The service was severely criticised after two French students were murdered by a man who had wrongly been bailed.
The Chief Inspector of Probation found risk assessments of criminals were rated good enough in just 52% of cases.
Overall the London Probation Trust (LPT) was found to be "getting there", with 74% of all work assessed rated satisfactory - up from 54% last year.
A spokeswoman for the charity Victim Support said: "It is vitally important that the improvements are built on.
"Victims of crime want security and the confidence that the relevant agencies will work effectively to stop a crime from happening again."
But a spokesperson for the LPT said the results were very encouraging and "although we have taken major strides we are not complacent".
"However, the fact that the report does not make any recommendations is a testament to how far we have come over the last year and that we are on the right track with regards to our work practices."
The report follows up on a review commissioned in 2009 by then Justice Secretary Jack Straw after the sentencing of Dano Sonnex for the murders of Laurent Bonomo and Gabriel Ferez.
At the time of the murders, in New Cross a year previously, Sonnex had been under the supervision of the Probation Service.

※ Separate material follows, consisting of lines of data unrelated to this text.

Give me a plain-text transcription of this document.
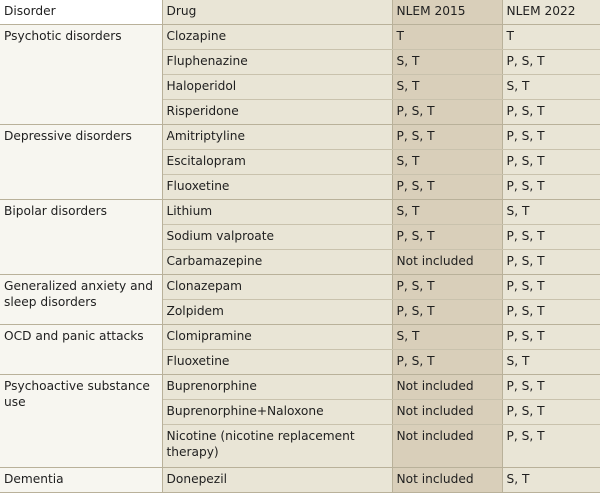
Disorder	Drug	NLEM 2015	NLEM 2022
Psychotic disorders	Clozapine	T	T
	Fluphenazine	S, T	P, S, T
	Haloperidol	S, T	S, T
	Risperidone	P, S, T	P, S, T
Depressive disorders	Amitriptyline	P, S, T	P, S, T
	Escitalopram	S, T	P, S, T
	Fluoxetine	P, S, T	P, S, T
Bipolar disorders	Lithium	S, T	S, T
	Sodium valproate	P, S, T	P, S, T
	Carbamazepine	Not included	P, S, T
Generalized anxiety and sleep disorders	Clonazepam	P, S, T	P, S, T
	Zolpidem	P, S, T	P, S, T
OCD and panic attacks	Clomipramine	S, T	P, S, T
	Fluoxetine	P, S, T	S, T
Psychoactive substance use	Buprenorphine	Not included	P, S, T
	Buprenorphine+Naloxone	Not included	P, S, T
	Nicotine (nicotine replacement therapy)	Not included	P, S, T
Dementia	Donepezil	Not included	S, T
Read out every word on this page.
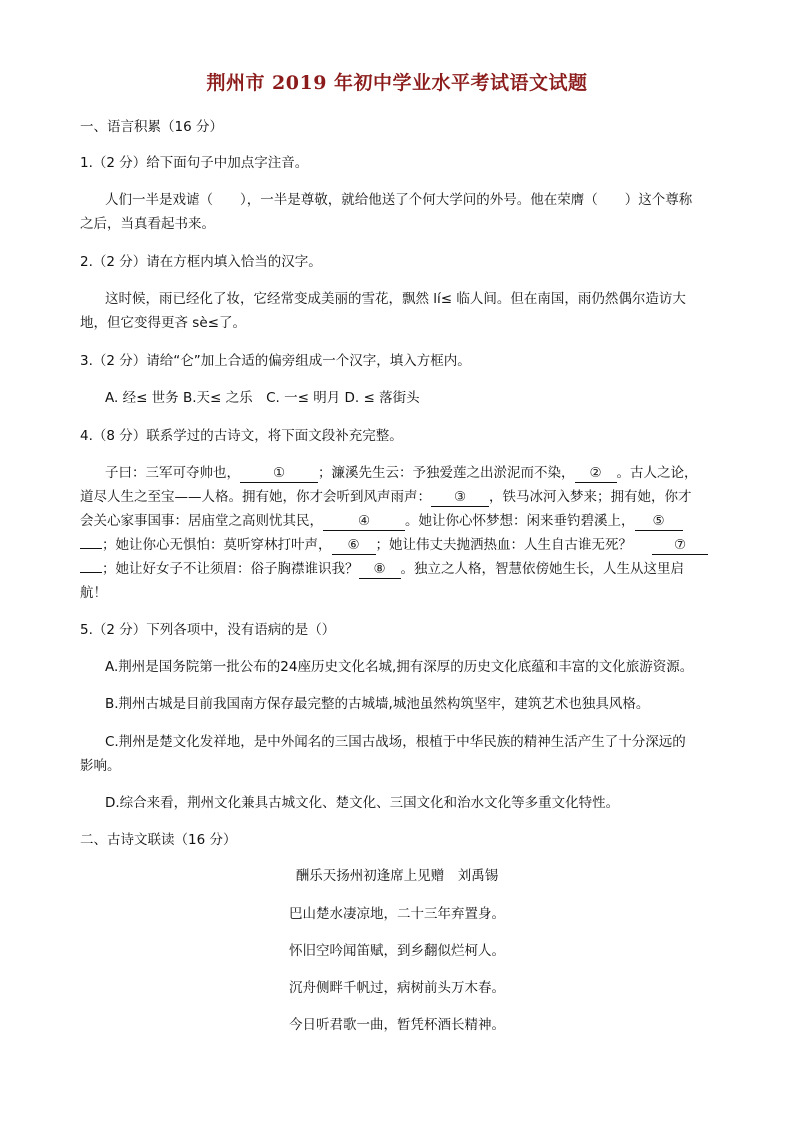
荆州市 2019 年初中学业水平考试语文试题
一、语言积累（16 分）
1.（2 分）给下面句子中加点字注音。
人们一半是戏谑（　　），一半是尊敬，就给他送了个何大学问的外号。他在荣膺（　　）这个尊称
之后，当真看起书来。
2.（2 分）请在方框内填入恰当的汉字。
这时候，雨已经化了妆，它经常变成美丽的雪花，飘然 lí≤ 临人间。但在南国，雨仍然偶尔造访大
地，但它变得更吝 sè≤了。
3.（2 分）请给“仑”加上合适的偏旁组成一个汉字，填入方框内。
A. 经≤ 世务 B.天≤ 之乐　C. 一≤ 明月 D. ≤ 落街头
4.（8 分）联系学过的古诗文，将下面文段补充完整。
子曰：三军可夺帅也， ① ；濂溪先生云：予独爱莲之出淤泥而不染， ② 。古人之论，
道尽人生之至宝——人格。拥有她，你才会听到风声雨声： ③ ，铁马冰河入梦来；拥有她，你才
会关心家事国事：居庙堂之高则忧其民，	④	。她让你心怀梦想：闲来垂钓碧溪上， ⑤
；她让你心无惧怕：莫听穿林打叶声， ⑥ ；她让伟丈夫抛洒热血：人生自古谁无死？	⑦
；她让好女子不让须眉：俗子胸襟谁识我？ ⑧ 。独立之人格，智慧依傍她生长，人生从这里启
航！
5.（2 分）下列各项中，没有语病的是（）
A.荆州是国务院第一批公布的24座历史文化名城,拥有深厚的历史文化底蕴和丰富的文化旅游资源。
B.荆州古城是目前我国南方保存最完整的古城墙,城池虽然构筑坚牢，建筑艺术也独具风格。
C.荆州是楚文化发祥地，是中外闻名的三国古战场，根植于中华民族的精神生活产生了十分深远的
影响。
D.综合来看，荆州文化兼具古城文化、楚文化、三国文化和治水文化等多重文化特性。
二、古诗文联读（16 分）
酬乐天扬州初逢席上见赠　刘禹锡
巴山楚水凄凉地，二十三年弃置身。
怀旧空吟闻笛赋，到乡翻似烂柯人。
沉舟侧畔千帆过，病树前头万木春。
今日听君歌一曲，暂凭杯酒长精神。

Andrew Bridges, chief inspector of probation, said: "Much more often than last year, the work we inspected this year has been done well enough and on time.

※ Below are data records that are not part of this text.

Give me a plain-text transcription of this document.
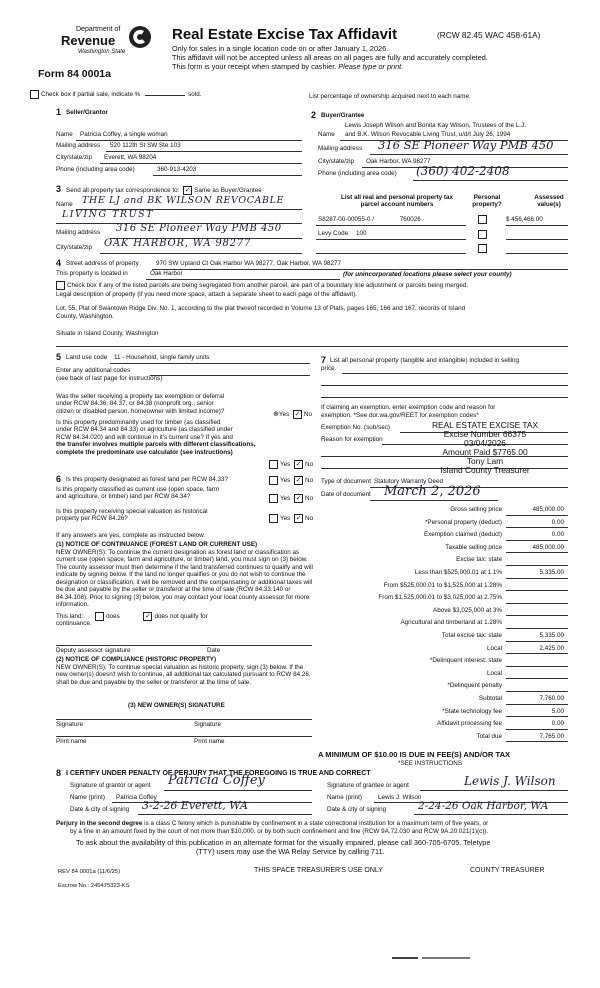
Department of
Revenue
Washington State
Form 84 0001a
Real Estate Excise Tax Affidavit	(RCW 82.45 WAC 458-61A)
Only for sales in a single location code on or after January 1, 2026.
This affidavit will not be accepted unless all areas on all pages are fully and accurately completed.
This form is your receipt when stamped by cashier. Please type or print.
Check box if partial sale, indicate %	sold.	List percentage of ownership acquired next to each name.
1 Seller/Grantor
Name Patricia Coffey, a single woman
Mailing address 520 112th St SW Ste 103
City/state/zip Everett, WA 98204
Phone (including area code)	360-913-4203
2 Buyer/Grantee
Lewis Joseph Wilson and Bonita Kay Wilson, Trustees of the L.J.
Name and B.K. Wilson Revocable Living Trust, u/d/t July 26, 1994
Mailing address 316 SE Pioneer Way PMB 450
City/state/zip Oak Harbor, WA 98277
Phone (including area code) (360) 402-2408
3 Send all property tax correspondence to: ✓ Same as Buyer/Grantee
Name THE LJ and BK WILSON REVOCABLE
LIVING TRUST
Mailing address 316 SE Pioneer Way PMB 450
City/state/zip OAK HARBOR, WA 98277
List all real and personal property tax
parcel account numbers
Personal
property?
Assessed
value(s)
S8287-00-00055-0 /	760026	$ 456,466.00
Levy Code: 100
4 Street address of property	970 SW Upland Ct Oak Harbor WA 98277, Oak Harbor, WA 98277
This property is located in	Oak Harbor	(for unincorporated locations please select your county)
Check box if any of the listed parcels are being segregated from another parcel, are part of a boundary line adjustment or parcels being merged.
Legal description of property (if you need more space, attach a separate sheet to each page of the affidavit).
Lot, 55, Plat of Swantown Ridge Div. No. 1, according to the plat thereof recorded in Volume 13 of Plats, pages 165, 166 and 167, records of Island
County, Washington.
Situate in Island County, Washington
5 Land use code 11 - Household, single family units
Enter any additional codes
(see back of last page for instructions)
Was the seller receiving a property tax exemption or deferral
under RCW 84.36, 84.37, or 84.38 (nonprofit org., senior
citizen or disabled person, homeowner with limited income)?	⊕Yes ✓ No
Is this property predominantly used for timber (as classified
under RCW 84.34 and 84.33) or agriculture (as classified under
RCW 84.34.020) and will continue in it's current use? If yes and
the transfer involves multiple parcels with different classifications,
complete the predominate use calculator (see instructions)
Yes ✓ No
6 Is this property designated as forest land per RCW 84.33?	Yes ✓ No
Is this property classified as current use (open space, farm
and agriculture, or timber) land per RCW 84.34?	Yes ✓ No
Is this property receiving special valuation as historical
property per RCW 84.26?	Yes ✓ No
If any answers are yes, complete as instructed below.
(1) NOTICE OF CONTINUANCE (FOREST LAND OR CURRENT USE)
NEW OWNER(S): To continue the current designation as forest land or classification as current use (open space, farm and agriculture, or timber) land, you must sign on (3) below. The county assessor must then determine if the land transferred continues to qualify and will indicate by signing below. If the land no longer qualifies or you do not wish to continue the designation or classification, it will be removed and the compensating or additional taxes will be due and payable by the seller or transferor at the time of sale (RCW 84.33.140 or 84.34.108). Prior to signing (3) below, you may contact your local county assessor for more information.
This land:	does ✓	does not qualify for
continuance.
Deputy assessor signature	Date
(2) NOTICE OF COMPLIANCE (HISTORIC PROPERTY)
NEW OWNER(S): To continue special valuation as historic property, sign (3) below. If the new owner(s) doesn't wish to continue, all additional tax calculated pursuant to RCW 84.26, shall be due and payable by the seller or transferor at the time of sale.
(3) NEW OWNER(S) SIGNATURE
Signature	Signature
Print name	Print name
7 List all personal property (tangible and intangible) included in selling
price.
If claiming an exemption, enter exemption code and reason for
exemption. *See dor.wa.gov/REET for exemption codes*
Exemption No. (sub/sec)
Reason for exemption
REAL ESTATE EXCISE TAX
Excise Number 66375
03/04/2026
Amount Paid $7765.00
Tony Lam
Island County Treasurer
Type of document Statutory Warranty Deed
Date of document March 2, 2026
Gross selling price	485,000.00
*Personal property (deduct)	0.00
Exemption claimed (deduct)	0.00
Taxable selling price	485,000.00
Excise tax: state
Less than $525,000.01 at 1.1%	5,335.00
From $525,000.01 to $1,525,000 at 1.28%
From $1,525,000.01 to $3,025,000 at 2.75%
Above $3,025,000 at 3%
Agricultural and timberland at 1.28%
Total excise tax: state	5,335.00
Local	2,425.00
*Delinquent interest: state
Local
*Delinquent penalty
Subtotal	7,760.00
*State technology fee	5.00
Affidavit processing fee	0.00
Total due	7,765.00
A MINIMUM OF $10.00 IS DUE IN FEE(S) AND/OR TAX
*SEE INSTRUCTIONS
8 I CERTIFY UNDER PENALTY OF PERJURY THAT THE FOREGOING IS TRUE AND CORRECT
Signature of grantor or agent Patricia Coffey
Name (print) Patricia Coffey
Date & city of signing 3-2-26 Everett, WA
Signature of grantee or agent	Lewis J. Wilson
Name (print)	Lewis J. Wilson
Date & city of signing	2-24-26 Oak Harbor, WA
Perjury in the second degree is a class C felony which is punishable by confinement in a state correctional institution for a maximum term of five years, or
by a fine in an amount fixed by the court of not more than $10,000, or by both such confinement and fine (RCW 9A.72.030 and RCW 9A.20.021(1)(c)).
To ask about the availability of this publication in an alternate format for the visually impaired, please call 360-705-6705. Teletype
(TTY) users may use the WA Relay Service by calling 711.
REV 84 0001a (11/6/25)	THIS SPACE TREASURER'S USE ONLY	COUNTY TREASURER
Escrow No.: 245475323-KS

"As always, there is nevertheless room for further improvement - for example, many assessments and plans still required more precision and detail.

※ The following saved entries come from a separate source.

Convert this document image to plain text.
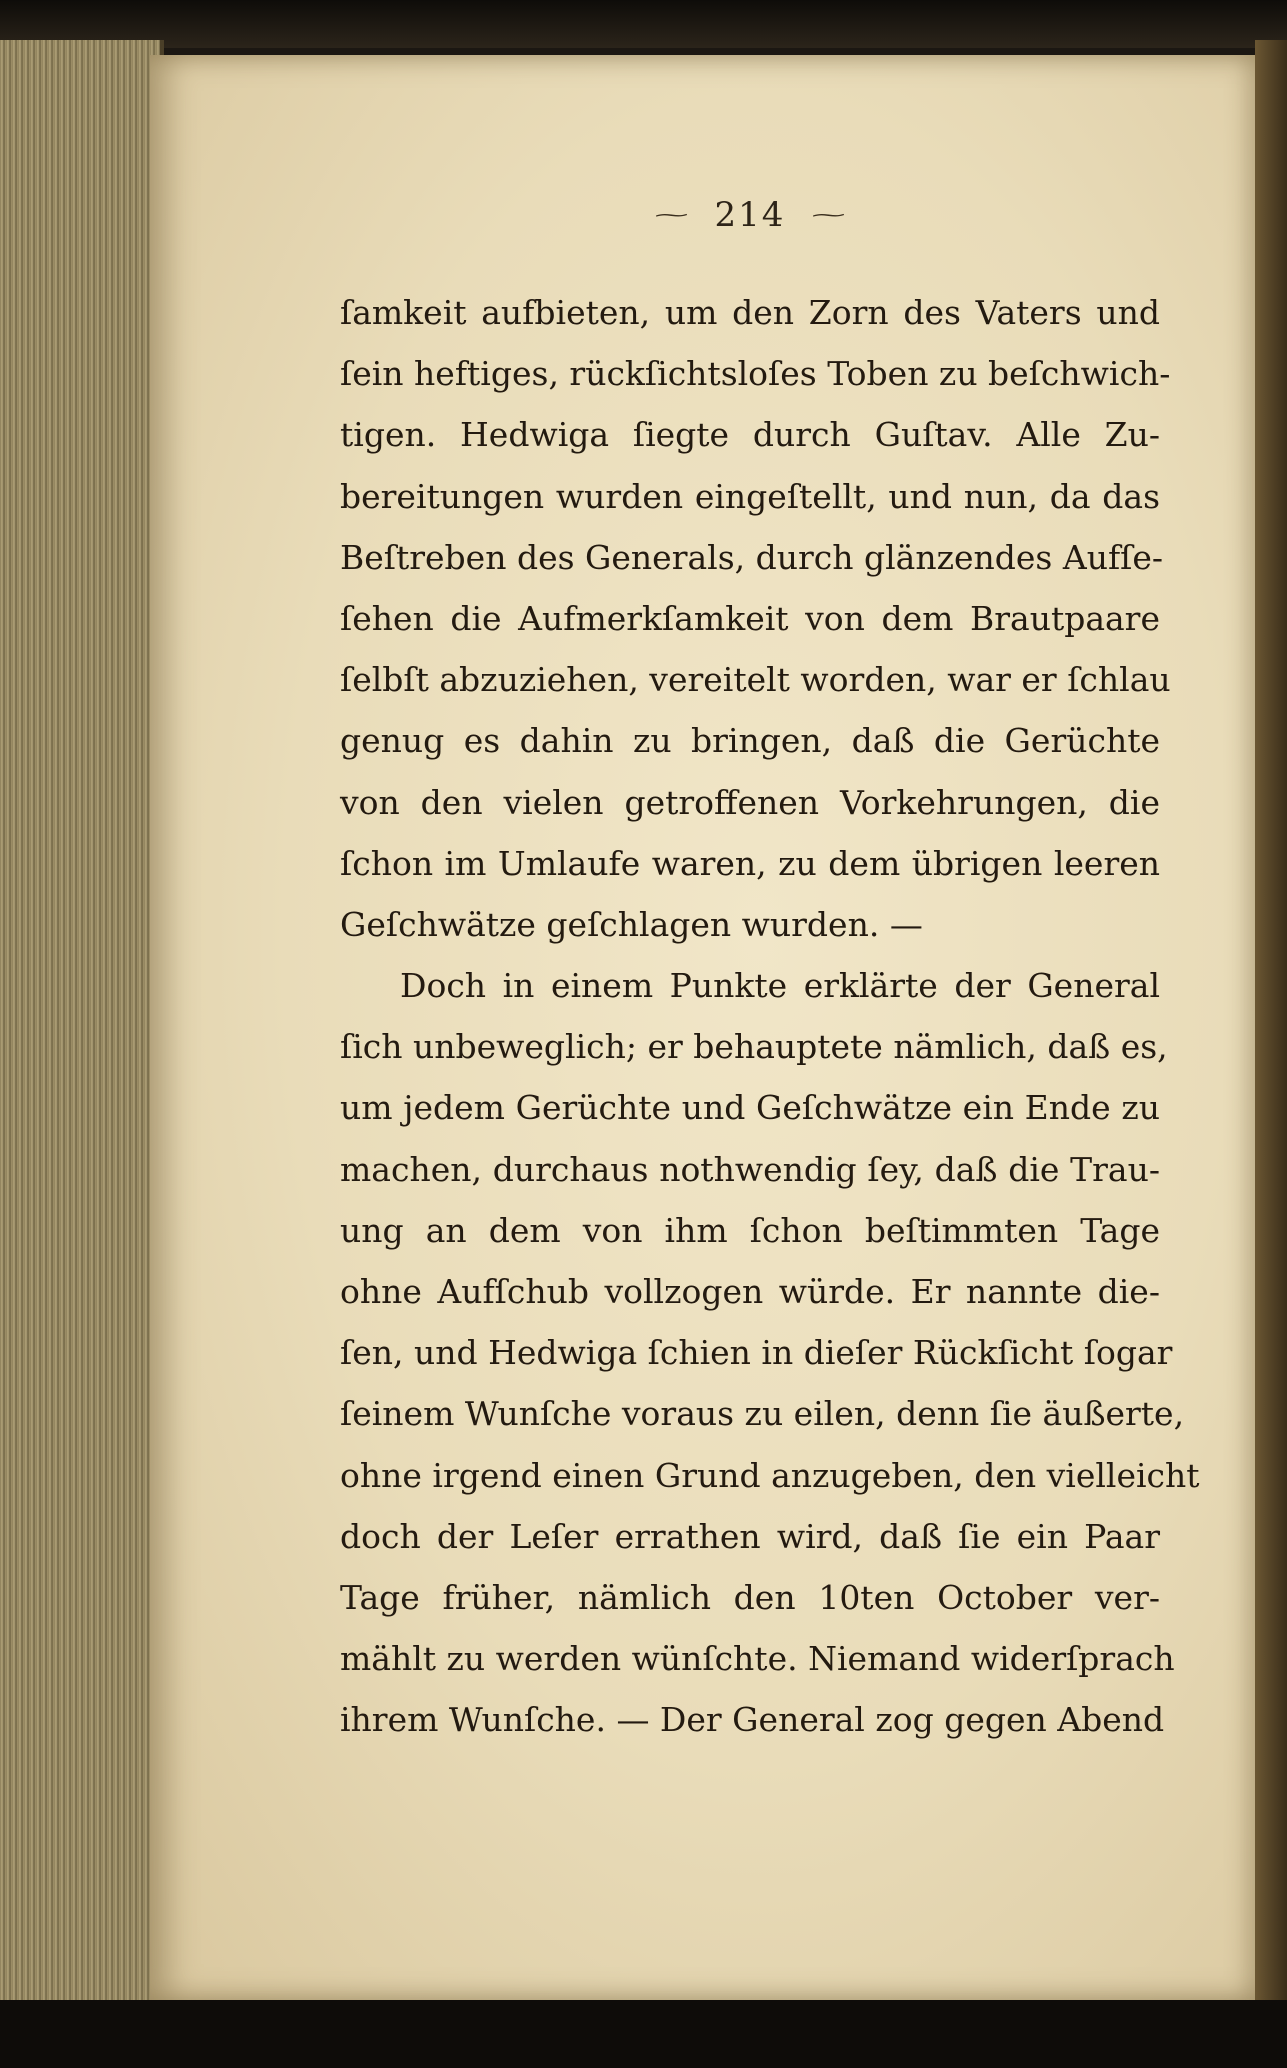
⁓ 214 ⁓
ſamkeit aufbieten, um den Zorn des Vaters und
ſein heftiges, rückſichtsloſes Toben zu beſchwich-
tigen. Hedwiga ſiegte durch Guſtav. Alle Zu-
bereitungen wurden eingeſtellt, und nun, da das
Beſtreben des Generals, durch glänzendes Aufſe-
ſehen die Aufmerkſamkeit von dem Brautpaare
ſelbſt abzuziehen, vereitelt worden, war er ſchlau
genug es dahin zu bringen, daß die Gerüchte
von den vielen getroffenen Vorkehrungen, die
ſchon im Umlaufe waren, zu dem übrigen leeren
Geſchwätze geſchlagen wurden. —
Doch in einem Punkte erklärte der General
ſich unbeweglich; er behauptete nämlich, daß es,
um jedem Gerüchte und Geſchwätze ein Ende zu
machen, durchaus nothwendig ſey, daß die Trau-
ung an dem von ihm ſchon beſtimmten Tage
ohne Aufſchub vollzogen würde. Er nannte die-
ſen, und Hedwiga ſchien in dieſer Rückſicht ſogar
ſeinem Wunſche voraus zu eilen, denn ſie äußerte,
ohne irgend einen Grund anzugeben, den vielleicht
doch der Leſer errathen wird, daß ſie ein Paar
Tage früher, nämlich den 10ten October ver-
mählt zu werden wünſchte. Niemand widerſprach
ihrem Wunſche. — Der General zog gegen Abend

"Last year we concluded that their journey towards improving public protection practice had 'stalled', this year we have found positive evidence that their practice is 'getting there now'."
The probation service is also responsible for monitoring offenders, organising regular meetings between offenders and probation officers, imposing curfews, as well as assisting offenders back into employment and with housing and medical needs.
As part of the inspection, 280 cases were examined across London over two separate weeks in July.
Justice Minister Crispin Blunt said congratulated London Probation Trust for its "considerable progress".
Harry Fletcher, assistant general secretary of the probation union Napo, said: "The report clearly notes that there has been an improvement in timely risk assessments.
"This is an achievement at a time when resources have been falling and workloads rising and the report must be read in this context."